Many of the stalls sell fresh flowers, handmade gifts, clothing, and toys, so it’s also a great place to find souvenirs for your trip.
On the second and fourth Sunday of each month, you’ll also find a Farmers and Makers Market hosted in the town hall. Here, locals offer handmade and homegrown produce that is hard to beat.
Purbeck is a district in Dorset that takes its name from the Isle of Purbeck – a 60-square-mile piece of land that juts out into the English Channel, ending in a series of chalk stacks known as Old Harry Rocks.
The Purbeck coastline is part of the Jurassic Coast, a 90-mile stretch of land and England’s first-ever natural world heritage site.
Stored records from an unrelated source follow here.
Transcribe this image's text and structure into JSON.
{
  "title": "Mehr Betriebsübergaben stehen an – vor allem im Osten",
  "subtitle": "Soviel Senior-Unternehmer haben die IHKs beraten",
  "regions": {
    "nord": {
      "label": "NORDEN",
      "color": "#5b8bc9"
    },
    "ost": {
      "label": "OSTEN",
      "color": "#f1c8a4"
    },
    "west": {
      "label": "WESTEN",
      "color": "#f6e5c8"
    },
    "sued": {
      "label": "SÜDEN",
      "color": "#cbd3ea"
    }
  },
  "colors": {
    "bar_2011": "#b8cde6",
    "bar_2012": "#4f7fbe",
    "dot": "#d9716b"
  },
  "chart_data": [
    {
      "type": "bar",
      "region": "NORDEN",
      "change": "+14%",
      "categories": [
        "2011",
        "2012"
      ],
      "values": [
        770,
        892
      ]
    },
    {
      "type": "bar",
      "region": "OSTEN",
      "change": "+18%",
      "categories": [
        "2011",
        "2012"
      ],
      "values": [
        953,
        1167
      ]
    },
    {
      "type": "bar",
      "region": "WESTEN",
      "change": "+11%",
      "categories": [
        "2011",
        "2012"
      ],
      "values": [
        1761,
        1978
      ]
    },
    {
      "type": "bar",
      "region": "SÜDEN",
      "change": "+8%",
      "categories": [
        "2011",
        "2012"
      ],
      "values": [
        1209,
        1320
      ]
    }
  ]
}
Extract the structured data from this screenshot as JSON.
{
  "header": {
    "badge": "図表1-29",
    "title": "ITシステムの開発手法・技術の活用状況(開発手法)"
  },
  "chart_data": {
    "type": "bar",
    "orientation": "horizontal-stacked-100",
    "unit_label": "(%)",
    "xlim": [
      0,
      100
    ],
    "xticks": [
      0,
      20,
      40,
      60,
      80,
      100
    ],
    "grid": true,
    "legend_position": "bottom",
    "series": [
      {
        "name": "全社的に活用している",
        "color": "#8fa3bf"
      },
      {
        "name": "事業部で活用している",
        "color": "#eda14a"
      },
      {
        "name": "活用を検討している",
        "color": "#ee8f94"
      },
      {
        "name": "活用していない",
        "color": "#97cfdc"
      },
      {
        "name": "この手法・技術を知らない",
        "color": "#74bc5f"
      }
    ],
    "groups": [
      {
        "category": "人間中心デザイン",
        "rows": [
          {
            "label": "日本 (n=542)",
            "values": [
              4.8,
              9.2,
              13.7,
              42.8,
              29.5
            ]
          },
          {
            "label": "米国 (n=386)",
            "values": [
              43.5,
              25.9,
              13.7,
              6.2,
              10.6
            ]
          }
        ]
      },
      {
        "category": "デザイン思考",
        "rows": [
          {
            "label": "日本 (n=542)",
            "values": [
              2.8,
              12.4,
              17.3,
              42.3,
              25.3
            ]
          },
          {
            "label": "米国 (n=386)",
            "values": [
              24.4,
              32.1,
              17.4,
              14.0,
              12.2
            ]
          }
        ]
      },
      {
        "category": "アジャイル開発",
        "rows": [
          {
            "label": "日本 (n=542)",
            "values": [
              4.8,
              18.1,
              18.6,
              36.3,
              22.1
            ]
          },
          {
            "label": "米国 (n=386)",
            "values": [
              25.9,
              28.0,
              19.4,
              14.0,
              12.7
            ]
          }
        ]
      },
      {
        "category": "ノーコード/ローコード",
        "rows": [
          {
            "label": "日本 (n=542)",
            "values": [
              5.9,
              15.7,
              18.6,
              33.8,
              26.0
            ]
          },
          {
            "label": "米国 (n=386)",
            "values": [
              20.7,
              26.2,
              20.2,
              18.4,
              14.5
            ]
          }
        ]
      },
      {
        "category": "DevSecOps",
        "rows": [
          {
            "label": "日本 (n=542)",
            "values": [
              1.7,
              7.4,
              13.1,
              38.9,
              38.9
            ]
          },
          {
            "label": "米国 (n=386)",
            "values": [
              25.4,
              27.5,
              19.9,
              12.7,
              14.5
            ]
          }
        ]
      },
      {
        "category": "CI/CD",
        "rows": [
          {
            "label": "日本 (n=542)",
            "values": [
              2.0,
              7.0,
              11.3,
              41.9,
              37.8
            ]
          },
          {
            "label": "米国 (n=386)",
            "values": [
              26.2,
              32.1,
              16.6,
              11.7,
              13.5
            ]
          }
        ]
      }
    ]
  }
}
If you’re lucky, you’ll find fossils along the coastline or preserved dinosaur tracks in the Purbeck Beds on your walk.
If you do head down to the coastline, here are some must-see spots:
- Old Harry Rocks
- Studland Beach and Nature Reserve
- Kimmeridge Bay
- Chapman’s Pool
- Swanage Beach
Arne is home to an RSPB nature reserve, and it’s one of Wareham’s hidden gems. The beautiful expanse of countryside is teeming with wildlife and covered in heather and ferns.
Arne is one of the few places in England you’ll get a glimpse of sika deer in the wild, and since they’re pretty used to visitors, close-up encounters aren’t uncommon.
There are several walking trails for exploring Arne, but the Red Trail is one of the best. This one goes through Big Wood and ends at Shipstal Beach. Since it’s one of the quieter beaches in the area, you just might get it all to yourself.
A couple of companies offer river cruises in Wareham, and it’s a great way to explore the town and see everything from a different perspective.
The local guides give great detail about local tourist spots and the town’s history, and you’ll spot plenty of local wildlife, including otters, water voles, and a host of birds.
This visitor attraction is a firm favourite with families, and kids love the adventure of climbing aboard a boat to explore the river.
To dive a little deeper into the town’s interesting history, the Wareham Town Museum is the place to go. It’s a volunteer-run museum that tells Wareham’s history and the surrounding area.
You’ll learn all about the Saxon wall and routes, the Jurassic Coast, and some modern history as well. Visiting the museum is free, so it’s a must for any visitor.
If you love art, there are several beautiful art galleries to visit in Wareham, including The Creative Gallery, Purbeck Artisan Yard, and The Gallery at 41.
Wareham isn’t usually on the top of any travel bucket list when it comes to visiting the UK, but it’s a stunning town with so much to offer. More and more travellers are looking for authentic villages with rich histories when exploring Europe, and Wareham ticks all of the boxes.
From exploring ancient castle ruins to hunting for fossils on the Purbeck Coast, there are plenty of fun things to do in Wareham, and it’s a hidden gem you won’t want to miss.